Complex effects of melatonin on human circadian rhythms in constant dim light
Journal of biological rhythms, 1997
In humans, the pineal hormone melatonin can phase shift a number of circadian rhythms (e.g., "fatigue," endogenous melatonin, core body temperature) together with the timing of prolactin secretion. It is uncertain, however, whether melatonin can fully entrain all human circadian rhythms. In this study, the authors investigated the effects of daily melatonin administration on sighted individuals kept in continuous very dim light. A total of 10 normal, healthy males were maintained in two separate groups in partial temporal isolation under constant dim light (< 8 lux) with attenuated sound and ambient temperature variations but with knowledge of clock time for two periods of 30 days.
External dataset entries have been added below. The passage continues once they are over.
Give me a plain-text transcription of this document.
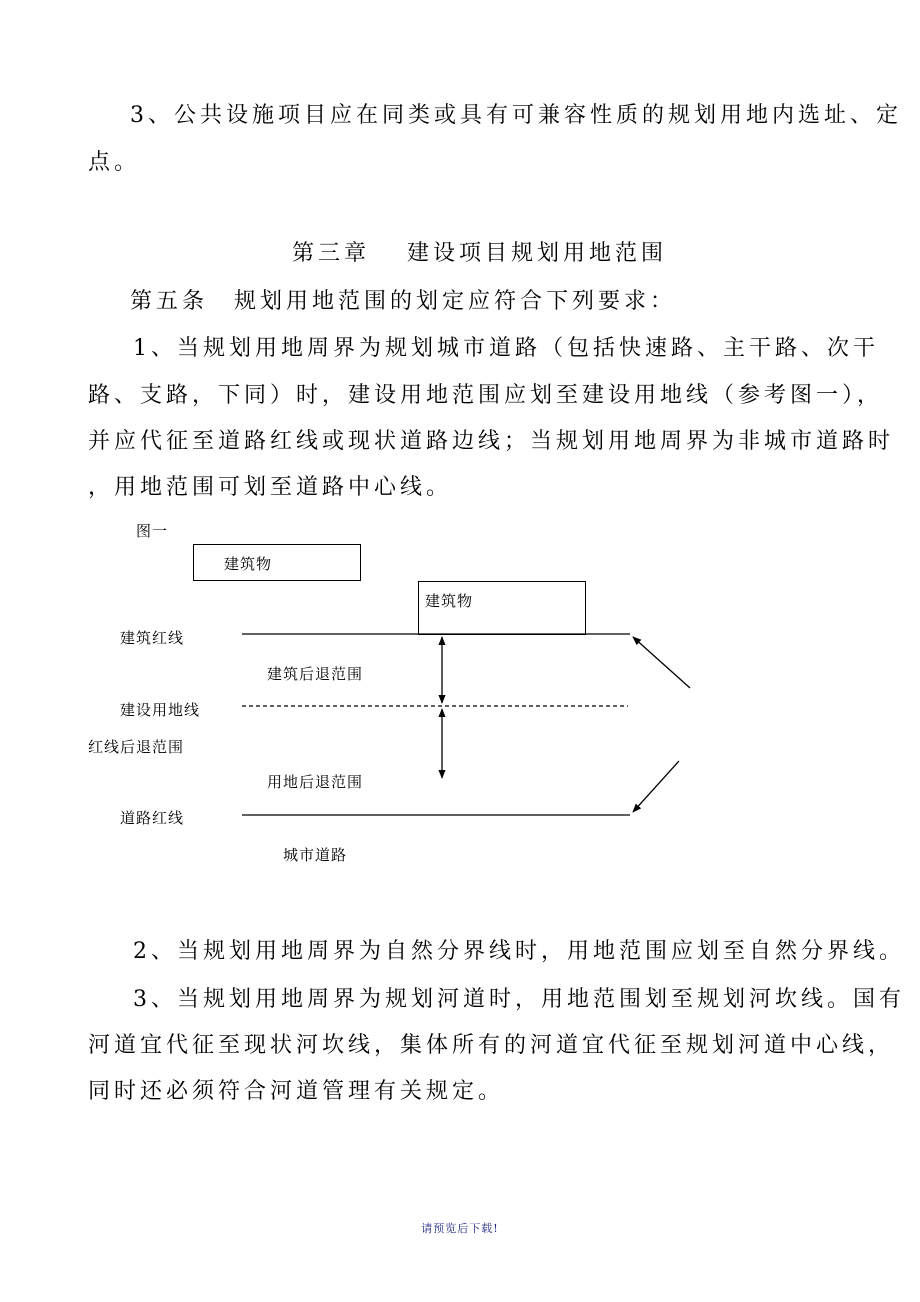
3、公共设施项目应在同类或具有可兼容性质的规划用地内选址、定
点。
第三章　 建设项目规划用地范围
第五条　规划用地范围的划定应符合下列要求：
1、当规划用地周界为规划城市道路（包括快速路、主干路、次干
路、支路，下同）时，建设用地范围应划至建设用地线（参考图一），
并应代征至道路红线或现状道路边线；当规划用地周界为非城市道路时
，用地范围可划至道路中心线。
图一
建筑物
建筑物
建筑红线
建筑后退范围
建设用地线
红线后退范围
用地后退范围
道路红线
城市道路
2、当规划用地周界为自然分界线时，用地范围应划至自然分界线。
3、当规划用地周界为规划河道时，用地范围划至规划河坎线。国有
河道宜代征至现状河坎线，集体所有的河道宜代征至规划河道中心线，
同时还必须符合河道管理有关规定。
请预览后下载!
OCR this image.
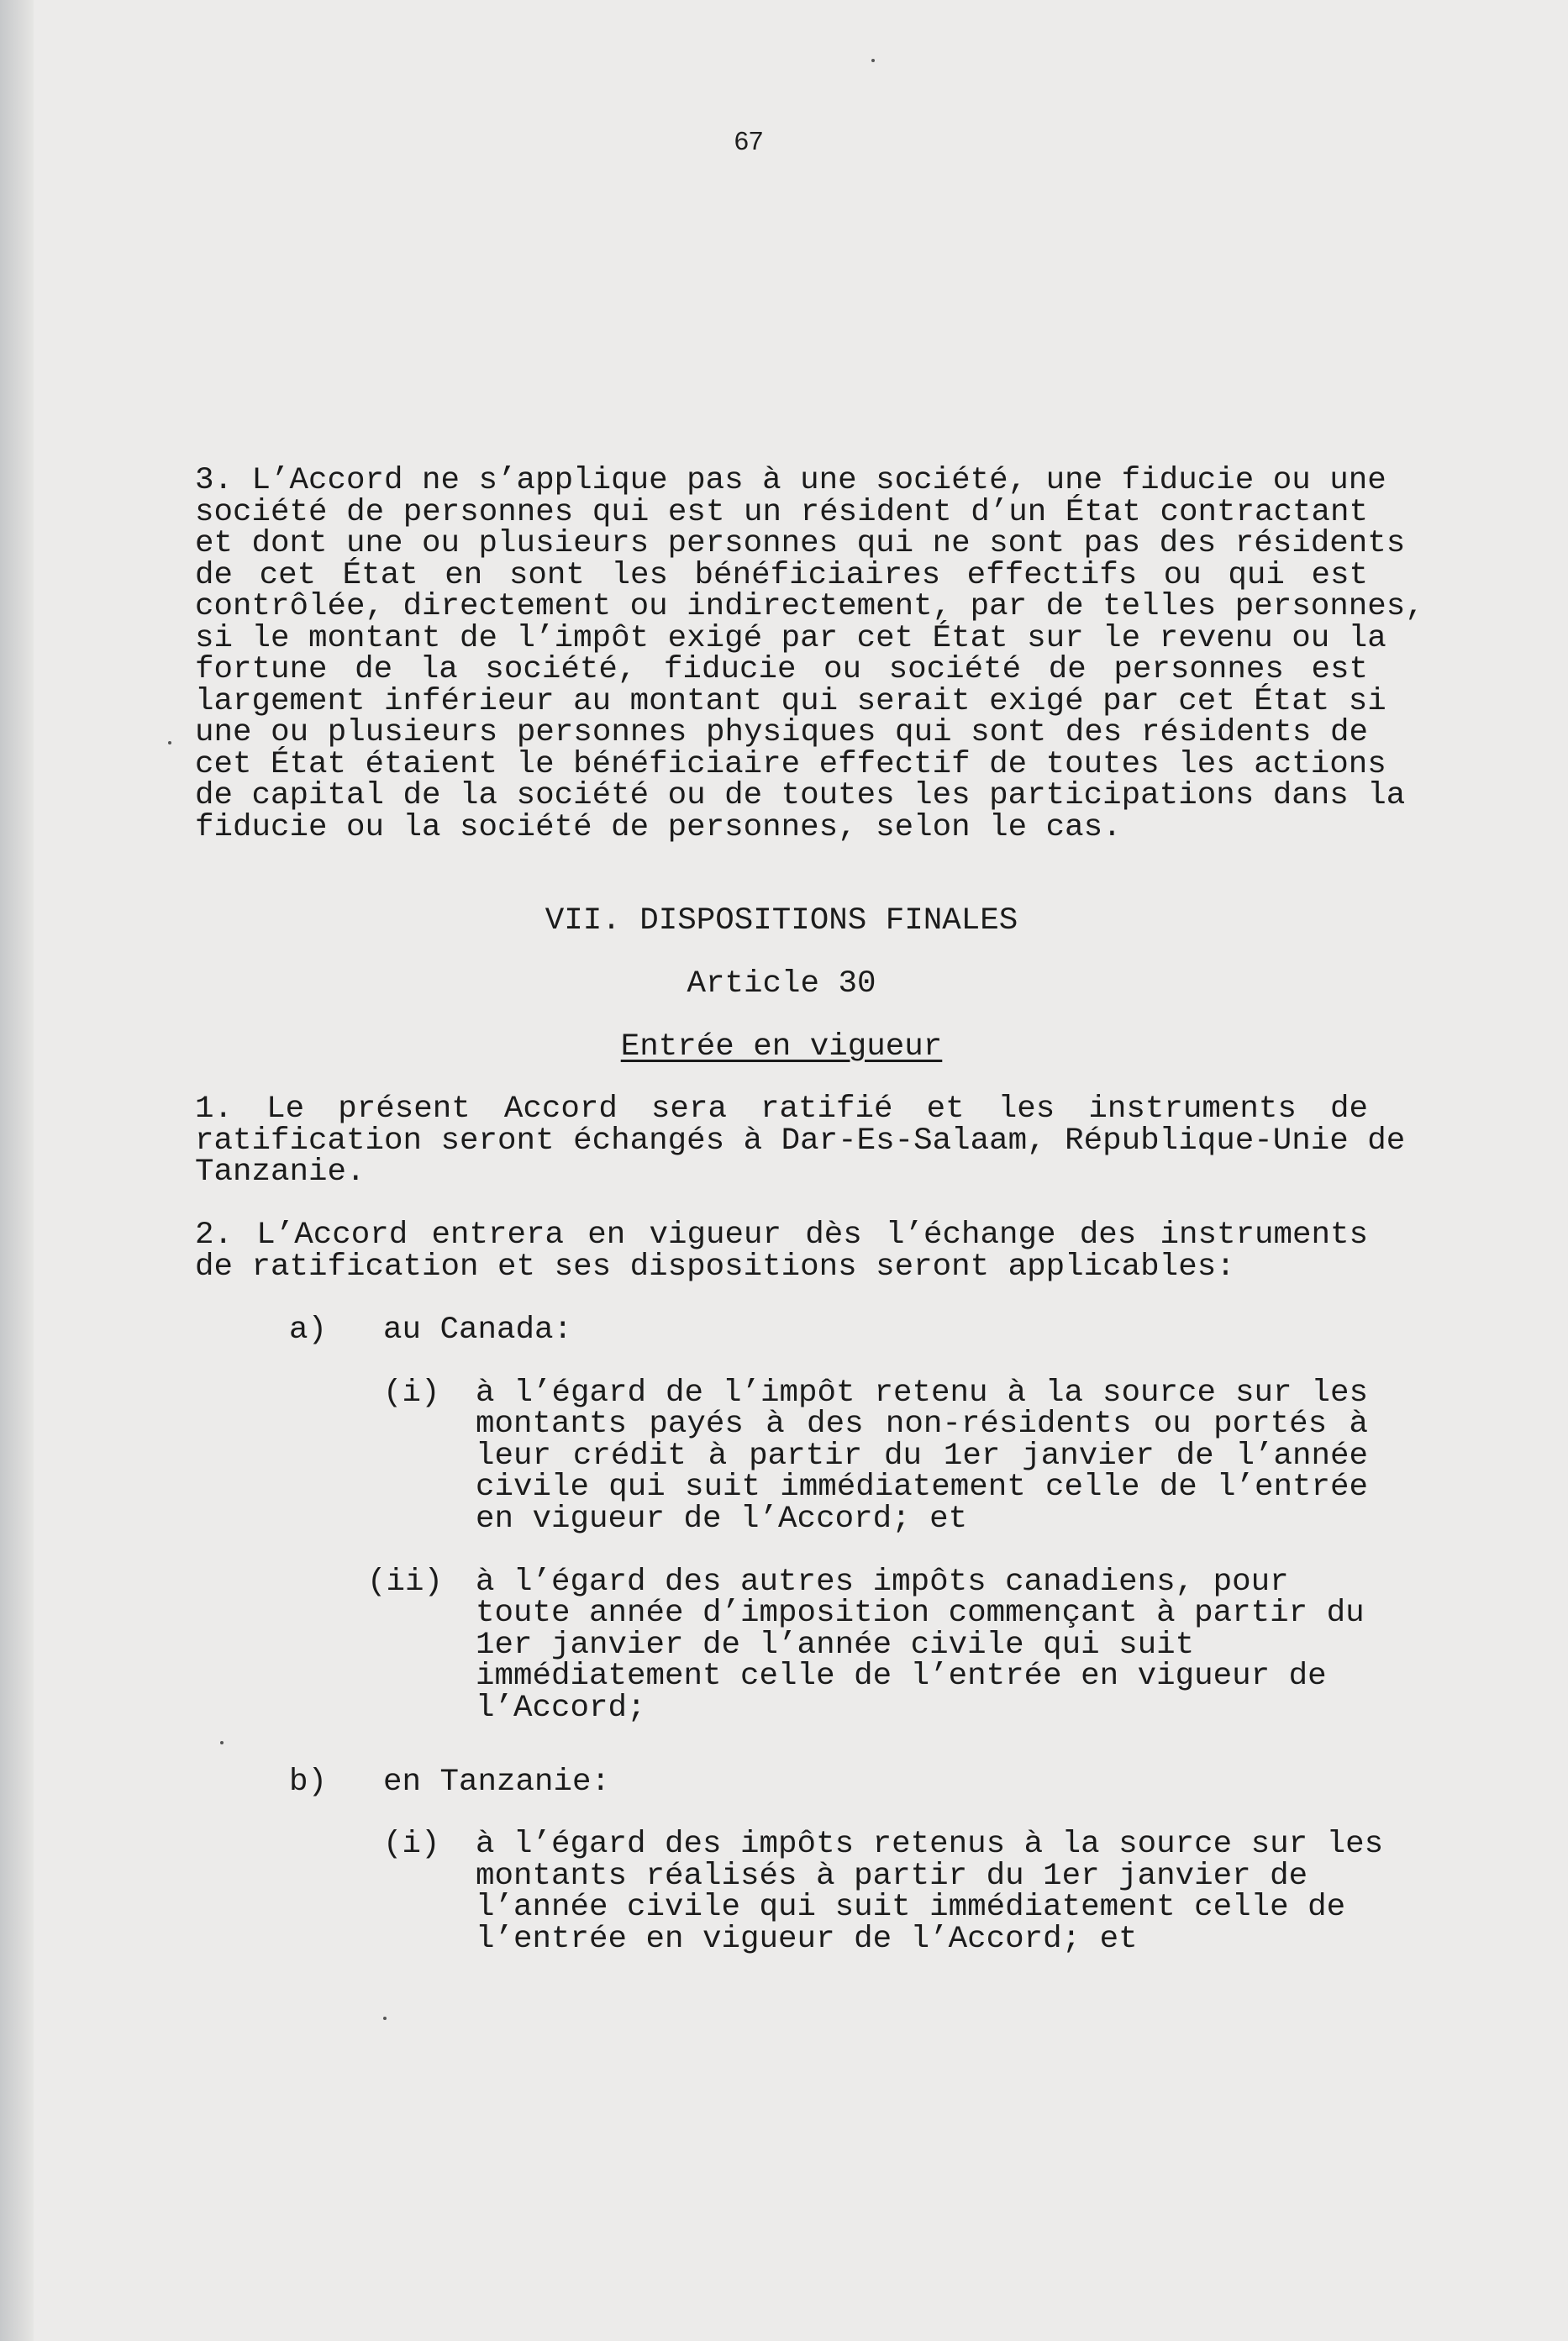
67
3. L’Accord ne s’applique pas à une société, une fiducie ou une
société de personnes qui est un résident d’un État contractant
et dont une ou plusieurs personnes qui ne sont pas des résidents
de cet État en sont les bénéficiaires effectifs ou qui est
contrôlée, directement ou indirectement, par de telles personnes,
si le montant de l’impôt exigé par cet État sur le revenu ou la
fortune de la société, fiducie ou société de personnes est
largement inférieur au montant qui serait exigé par cet État si
une ou plusieurs personnes physiques qui sont des résidents de
cet État étaient le bénéficiaire effectif de toutes les actions
de capital de la société ou de toutes les participations dans la
fiducie ou la société de personnes, selon le cas.
VII. DISPOSITIONS FINALES
Article 30
Entrée en vigueur
1. Le présent Accord sera ratifié et les instruments de
ratification seront échangés à Dar-Es-Salaam, République-Unie de
Tanzanie.
2. L’Accord entrera en vigueur dès l’échange des instruments
de ratification et ses dispositions seront applicables:
a) au Canada:
(i) à l’égard de l’impôt retenu à la source sur les
montants payés à des non-résidents ou portés à
leur crédit à partir du 1er janvier de l’année
civile qui suit immédiatement celle de l’entrée
en vigueur de l’Accord; et
(ii) à l’égard des autres impôts canadiens, pour
toute année d’imposition commençant à partir du
1er janvier de l’année civile qui suit
immédiatement celle de l’entrée en vigueur de
l’Accord;
b) en Tanzanie:
(i) à l’égard des impôts retenus à la source sur les
montants réalisés à partir du 1er janvier de
l’année civile qui suit immédiatement celle de
l’entrée en vigueur de l’Accord; et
In these circumstances, the majority of individuals free run with a mean period of 24.3 h. In a double-blind, randomized crossover design, subjects received 5 mg melatonin at 20:00 h on Days 1 to 15 (Melatonin 1st) followed by placebo on Days 16 to 30 (Placebo 2nd) or vice versa (Placebo 1st, Melatonin 2nd) during Leg 1 with treatment reversed in Leg 2. The variables measured were melatonin (as 6sulphatoxymelatonin), rectal temperature, activity, and sleep (actigraphy and logs). In the experiment, 9 of the 10 subjects free ran with Placebo 1st, whereas Melatonin 1st stabilized the sleep-wake cycle to 24 h in 8 of 10 individuals. In addition, 2 individuals showed irregular sleep with this treatment. In some subjects, there was a shortening of the period of the temperature rhythm without synchronization. Melatonin 2nd induced phase advances (5 of 9 subjects), phase delays (2 of 9 subjects), and stabilization (2 of 9 subjects) of the sleep-wake cycle with subsequent synchronization to 24 h in the majority of individuals (7 of 9). Temperature continued to free run in 4 subjects. Maximum phase advances in core temperature were seen when the first melatonin treatment was given approximately 2 h after the temperature acrophase. These results indicate that melatonin was able to phase shift sleep and core temperature but was unable to synchronize core temperature consistently. In the majority of subjects, the sleepwake cycle could be synchronized.